The Church is SO MUCH like the little child who counts down to the big feasts (or like the Romans, who also counted down in their calendars. See below.) – and THEN when the big day arrives, says:
“Mommy, I don’t want Easter to end, I don’t WANT it to be over! Let’s do it all over again tomorrow.”
And the Church says, “Very well. I grant your request. It shall STAY Easter for eight days.”
No wonder that the School Cheer for “Chesterton University” is “Do it again” – with no apologies due to the Beach Boys who have a song by that title:
The thing I mean can be seen, for instance, in children, when they find some game or joke that they specially enjoy. A child kicks his legs rhythmically through excess, not absence, of life. Because children have abounding vitality, because they are in spirit fierce and free, therefore they want things repeated and unchanged. They always say, “Do it again”; and the grown-up person does it again until he is nearly dead. For grown-up people are not strong enough to exult in monotony. But perhaps God is strong enough to exult in monotony. It is possible that God says every morning, “Do it again” to the sun; and every evening, “Do it again” to the moon. It may not be automatic necessity that makes all daisies alike; it may be that God makes every daisy separately, but has never got tired of making them.
[GKC Orthodoxy CW1:263-4]
And in keeping with that theme, let us remind each other – AGAIN AND AGAIN – that Christ our Lord has risen. Our God knows the way out of the grave, and will show us provided we follow Him. [See
GKC TEM CW2:382]
As the antiphon says: “The splendor of Christ risen from the dead has shone upon the people redeemed by His blood. Alleluia!”
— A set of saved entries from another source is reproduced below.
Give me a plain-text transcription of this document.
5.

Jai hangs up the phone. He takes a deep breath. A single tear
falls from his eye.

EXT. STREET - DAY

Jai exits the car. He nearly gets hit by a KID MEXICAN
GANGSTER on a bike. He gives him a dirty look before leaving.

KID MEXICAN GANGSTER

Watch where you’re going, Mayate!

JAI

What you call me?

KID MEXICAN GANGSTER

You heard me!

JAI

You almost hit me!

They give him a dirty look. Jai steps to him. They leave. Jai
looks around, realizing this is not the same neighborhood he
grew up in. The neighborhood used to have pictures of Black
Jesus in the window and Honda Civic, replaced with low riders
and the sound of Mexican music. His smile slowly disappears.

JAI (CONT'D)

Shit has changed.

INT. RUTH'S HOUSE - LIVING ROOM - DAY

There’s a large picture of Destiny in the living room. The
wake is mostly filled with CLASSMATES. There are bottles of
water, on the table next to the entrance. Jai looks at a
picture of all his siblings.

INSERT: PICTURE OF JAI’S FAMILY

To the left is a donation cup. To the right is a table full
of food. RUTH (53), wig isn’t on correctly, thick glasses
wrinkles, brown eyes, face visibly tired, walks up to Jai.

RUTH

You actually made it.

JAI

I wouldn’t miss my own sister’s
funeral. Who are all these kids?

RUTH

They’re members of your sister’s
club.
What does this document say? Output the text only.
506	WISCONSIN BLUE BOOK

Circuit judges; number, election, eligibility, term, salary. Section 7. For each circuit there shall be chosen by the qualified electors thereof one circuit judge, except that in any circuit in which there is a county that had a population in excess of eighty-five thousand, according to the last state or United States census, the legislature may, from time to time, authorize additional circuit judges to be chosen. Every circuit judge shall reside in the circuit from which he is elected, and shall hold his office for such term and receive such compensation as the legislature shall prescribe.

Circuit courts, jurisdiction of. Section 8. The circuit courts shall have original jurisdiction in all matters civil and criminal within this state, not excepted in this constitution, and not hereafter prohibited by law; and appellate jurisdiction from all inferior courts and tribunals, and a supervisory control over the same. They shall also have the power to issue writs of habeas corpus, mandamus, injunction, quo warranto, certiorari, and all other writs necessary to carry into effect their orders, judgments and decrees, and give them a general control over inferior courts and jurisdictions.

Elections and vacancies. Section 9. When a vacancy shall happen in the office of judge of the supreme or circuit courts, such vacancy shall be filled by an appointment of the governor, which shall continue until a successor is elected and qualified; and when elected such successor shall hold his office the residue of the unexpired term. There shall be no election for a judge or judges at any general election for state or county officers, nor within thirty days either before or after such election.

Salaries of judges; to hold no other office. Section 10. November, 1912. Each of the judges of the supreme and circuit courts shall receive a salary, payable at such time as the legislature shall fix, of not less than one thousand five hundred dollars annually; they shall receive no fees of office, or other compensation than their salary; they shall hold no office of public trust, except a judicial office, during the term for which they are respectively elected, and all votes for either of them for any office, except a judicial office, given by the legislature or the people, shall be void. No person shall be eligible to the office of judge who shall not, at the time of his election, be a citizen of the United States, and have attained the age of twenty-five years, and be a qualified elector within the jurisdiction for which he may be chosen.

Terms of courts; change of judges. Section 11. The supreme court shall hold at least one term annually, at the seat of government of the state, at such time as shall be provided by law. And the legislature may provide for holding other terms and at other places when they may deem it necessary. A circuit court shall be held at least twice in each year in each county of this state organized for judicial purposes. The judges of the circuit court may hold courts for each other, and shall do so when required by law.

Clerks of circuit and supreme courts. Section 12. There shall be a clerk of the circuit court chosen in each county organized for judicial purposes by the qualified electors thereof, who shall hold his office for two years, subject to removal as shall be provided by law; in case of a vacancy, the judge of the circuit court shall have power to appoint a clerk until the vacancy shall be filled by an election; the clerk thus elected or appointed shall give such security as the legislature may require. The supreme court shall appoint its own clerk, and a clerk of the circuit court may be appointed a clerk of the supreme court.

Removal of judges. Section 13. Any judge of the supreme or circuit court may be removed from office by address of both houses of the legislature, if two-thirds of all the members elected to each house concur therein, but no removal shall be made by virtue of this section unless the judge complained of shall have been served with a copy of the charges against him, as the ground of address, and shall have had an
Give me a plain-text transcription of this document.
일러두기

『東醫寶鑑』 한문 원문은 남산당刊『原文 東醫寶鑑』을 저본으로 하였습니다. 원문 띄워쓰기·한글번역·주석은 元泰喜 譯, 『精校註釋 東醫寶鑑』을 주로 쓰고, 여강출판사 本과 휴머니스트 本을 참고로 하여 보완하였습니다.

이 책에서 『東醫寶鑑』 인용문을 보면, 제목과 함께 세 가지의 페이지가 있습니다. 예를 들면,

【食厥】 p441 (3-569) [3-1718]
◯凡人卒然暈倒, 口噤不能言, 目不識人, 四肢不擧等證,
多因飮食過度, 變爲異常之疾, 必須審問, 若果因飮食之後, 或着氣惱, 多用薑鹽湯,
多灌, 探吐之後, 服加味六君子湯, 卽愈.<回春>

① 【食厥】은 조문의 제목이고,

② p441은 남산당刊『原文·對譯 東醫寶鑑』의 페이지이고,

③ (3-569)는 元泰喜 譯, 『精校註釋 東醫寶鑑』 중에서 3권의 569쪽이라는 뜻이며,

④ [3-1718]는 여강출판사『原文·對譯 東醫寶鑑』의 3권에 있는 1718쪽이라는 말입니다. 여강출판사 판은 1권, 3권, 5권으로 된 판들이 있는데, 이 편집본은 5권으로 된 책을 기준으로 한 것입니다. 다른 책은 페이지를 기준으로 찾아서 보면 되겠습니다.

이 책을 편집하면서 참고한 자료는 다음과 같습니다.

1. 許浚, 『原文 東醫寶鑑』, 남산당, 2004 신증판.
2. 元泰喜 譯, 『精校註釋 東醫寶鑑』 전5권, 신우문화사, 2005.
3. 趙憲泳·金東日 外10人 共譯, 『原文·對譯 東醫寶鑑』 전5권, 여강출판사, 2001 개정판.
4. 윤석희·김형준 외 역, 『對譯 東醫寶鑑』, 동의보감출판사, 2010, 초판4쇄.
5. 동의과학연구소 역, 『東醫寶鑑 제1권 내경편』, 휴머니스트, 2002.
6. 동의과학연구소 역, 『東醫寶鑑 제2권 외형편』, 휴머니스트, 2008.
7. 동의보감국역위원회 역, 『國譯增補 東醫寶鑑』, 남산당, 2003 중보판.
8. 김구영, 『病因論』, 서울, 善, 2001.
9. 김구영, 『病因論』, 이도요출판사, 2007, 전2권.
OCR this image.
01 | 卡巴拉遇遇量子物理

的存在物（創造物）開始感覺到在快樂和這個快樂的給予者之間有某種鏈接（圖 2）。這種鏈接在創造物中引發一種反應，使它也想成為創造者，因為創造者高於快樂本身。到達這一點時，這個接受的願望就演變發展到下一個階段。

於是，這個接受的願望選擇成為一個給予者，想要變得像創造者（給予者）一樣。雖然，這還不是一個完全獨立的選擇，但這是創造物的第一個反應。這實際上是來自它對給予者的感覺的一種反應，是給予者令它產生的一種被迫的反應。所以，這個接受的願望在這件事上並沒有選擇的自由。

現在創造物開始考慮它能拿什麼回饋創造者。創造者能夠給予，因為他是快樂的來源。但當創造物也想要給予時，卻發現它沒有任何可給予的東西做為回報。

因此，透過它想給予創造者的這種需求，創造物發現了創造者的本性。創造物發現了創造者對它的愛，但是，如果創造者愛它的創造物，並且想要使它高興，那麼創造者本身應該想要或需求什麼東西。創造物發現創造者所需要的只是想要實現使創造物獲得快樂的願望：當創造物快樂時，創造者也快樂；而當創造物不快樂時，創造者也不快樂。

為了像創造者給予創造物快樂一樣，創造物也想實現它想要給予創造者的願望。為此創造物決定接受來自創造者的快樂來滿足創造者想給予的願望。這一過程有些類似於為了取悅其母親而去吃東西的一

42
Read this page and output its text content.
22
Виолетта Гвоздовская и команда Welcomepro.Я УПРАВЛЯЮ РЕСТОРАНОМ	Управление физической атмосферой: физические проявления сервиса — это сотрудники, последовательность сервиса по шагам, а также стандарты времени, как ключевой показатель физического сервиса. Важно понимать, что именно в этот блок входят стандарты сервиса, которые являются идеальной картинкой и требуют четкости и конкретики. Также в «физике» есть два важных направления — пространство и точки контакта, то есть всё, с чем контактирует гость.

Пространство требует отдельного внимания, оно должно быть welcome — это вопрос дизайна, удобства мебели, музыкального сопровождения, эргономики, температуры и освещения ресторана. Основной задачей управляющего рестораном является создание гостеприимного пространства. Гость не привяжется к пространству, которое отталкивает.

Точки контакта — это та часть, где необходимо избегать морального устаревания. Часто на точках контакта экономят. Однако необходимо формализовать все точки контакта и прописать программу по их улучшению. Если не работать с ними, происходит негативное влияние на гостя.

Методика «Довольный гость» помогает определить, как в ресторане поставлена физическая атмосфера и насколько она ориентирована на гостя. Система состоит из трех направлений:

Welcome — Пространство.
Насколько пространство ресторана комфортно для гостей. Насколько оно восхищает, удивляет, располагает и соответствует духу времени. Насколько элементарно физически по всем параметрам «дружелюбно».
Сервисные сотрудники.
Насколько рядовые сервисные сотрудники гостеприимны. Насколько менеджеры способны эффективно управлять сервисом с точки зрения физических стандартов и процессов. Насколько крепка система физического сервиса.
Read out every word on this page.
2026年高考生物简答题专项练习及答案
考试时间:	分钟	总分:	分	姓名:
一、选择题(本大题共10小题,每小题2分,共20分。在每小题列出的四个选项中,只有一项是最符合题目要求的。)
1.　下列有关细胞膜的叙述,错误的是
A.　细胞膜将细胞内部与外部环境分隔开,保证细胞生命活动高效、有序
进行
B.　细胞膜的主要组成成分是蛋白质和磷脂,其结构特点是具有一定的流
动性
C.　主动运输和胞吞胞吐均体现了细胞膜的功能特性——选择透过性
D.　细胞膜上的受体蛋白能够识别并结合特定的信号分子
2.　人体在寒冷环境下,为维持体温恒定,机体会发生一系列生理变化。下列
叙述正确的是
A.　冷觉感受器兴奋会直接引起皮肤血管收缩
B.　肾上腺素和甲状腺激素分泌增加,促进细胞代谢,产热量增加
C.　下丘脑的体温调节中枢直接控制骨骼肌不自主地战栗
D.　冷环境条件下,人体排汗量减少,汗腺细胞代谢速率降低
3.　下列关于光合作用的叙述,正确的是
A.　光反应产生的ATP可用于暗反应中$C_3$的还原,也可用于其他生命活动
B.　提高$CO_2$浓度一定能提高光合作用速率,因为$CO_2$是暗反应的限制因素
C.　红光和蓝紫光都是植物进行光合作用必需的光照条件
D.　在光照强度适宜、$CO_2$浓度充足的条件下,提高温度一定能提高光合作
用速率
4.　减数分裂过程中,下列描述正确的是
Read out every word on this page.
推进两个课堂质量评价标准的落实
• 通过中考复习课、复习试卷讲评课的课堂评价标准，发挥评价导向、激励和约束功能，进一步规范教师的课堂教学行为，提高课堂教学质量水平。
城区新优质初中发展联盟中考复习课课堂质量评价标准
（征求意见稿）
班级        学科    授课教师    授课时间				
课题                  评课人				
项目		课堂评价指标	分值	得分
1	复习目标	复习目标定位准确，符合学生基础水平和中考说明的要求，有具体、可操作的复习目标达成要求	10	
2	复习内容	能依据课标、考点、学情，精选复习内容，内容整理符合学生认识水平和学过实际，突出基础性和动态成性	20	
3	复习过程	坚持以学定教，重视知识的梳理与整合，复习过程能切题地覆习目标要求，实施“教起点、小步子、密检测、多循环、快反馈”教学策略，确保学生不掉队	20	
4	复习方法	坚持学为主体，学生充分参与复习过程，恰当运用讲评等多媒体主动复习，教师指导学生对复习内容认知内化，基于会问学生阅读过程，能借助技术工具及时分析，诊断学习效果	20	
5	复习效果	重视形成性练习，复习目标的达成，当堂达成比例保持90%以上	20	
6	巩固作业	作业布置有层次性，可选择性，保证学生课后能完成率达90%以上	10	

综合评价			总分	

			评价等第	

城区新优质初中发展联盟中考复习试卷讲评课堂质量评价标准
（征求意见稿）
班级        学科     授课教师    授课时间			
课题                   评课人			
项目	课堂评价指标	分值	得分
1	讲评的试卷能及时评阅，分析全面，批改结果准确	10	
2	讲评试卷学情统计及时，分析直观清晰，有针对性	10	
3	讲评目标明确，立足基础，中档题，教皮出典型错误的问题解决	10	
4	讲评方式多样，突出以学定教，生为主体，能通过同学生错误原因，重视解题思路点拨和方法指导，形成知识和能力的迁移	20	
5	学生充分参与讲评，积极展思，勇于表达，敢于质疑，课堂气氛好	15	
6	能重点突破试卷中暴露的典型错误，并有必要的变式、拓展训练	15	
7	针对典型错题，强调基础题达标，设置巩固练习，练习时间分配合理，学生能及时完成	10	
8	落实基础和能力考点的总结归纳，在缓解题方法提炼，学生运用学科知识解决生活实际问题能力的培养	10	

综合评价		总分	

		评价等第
Note: Yes, in the Roman calendar the day-numbers DECREASE through the month, counting down to the next big “feast” – the Kalends, Nones, or Ides. It is a curiosity that they alone (to my knowledge at least) possessed of all cultures in B.C. – almost as if they KNEW something was coming. (And if you doubt me, see Virgil’s Fourth Eclogue and you will be stunned speechless.) Sorry Mister “Golden Bough” Frasier with your idea that Christians simply stole pagan ideas: our God (who is outside of time) can arrange such things in advance. Gosh, every author (and every programmer) knows that!
And while we’re on the topic of count-downs, don’t forget the first launch into outer space was a count-UP… in Verne’s From the Earth To the Moon, and that went to the biblical 40. (According to the story, that was the calculated moment for the trajectory they hoped to attain.)
Wow! Jeff, thanks for a whimsical look at The Octave of Easter and Dr. Thursday, for the added enlightenment!!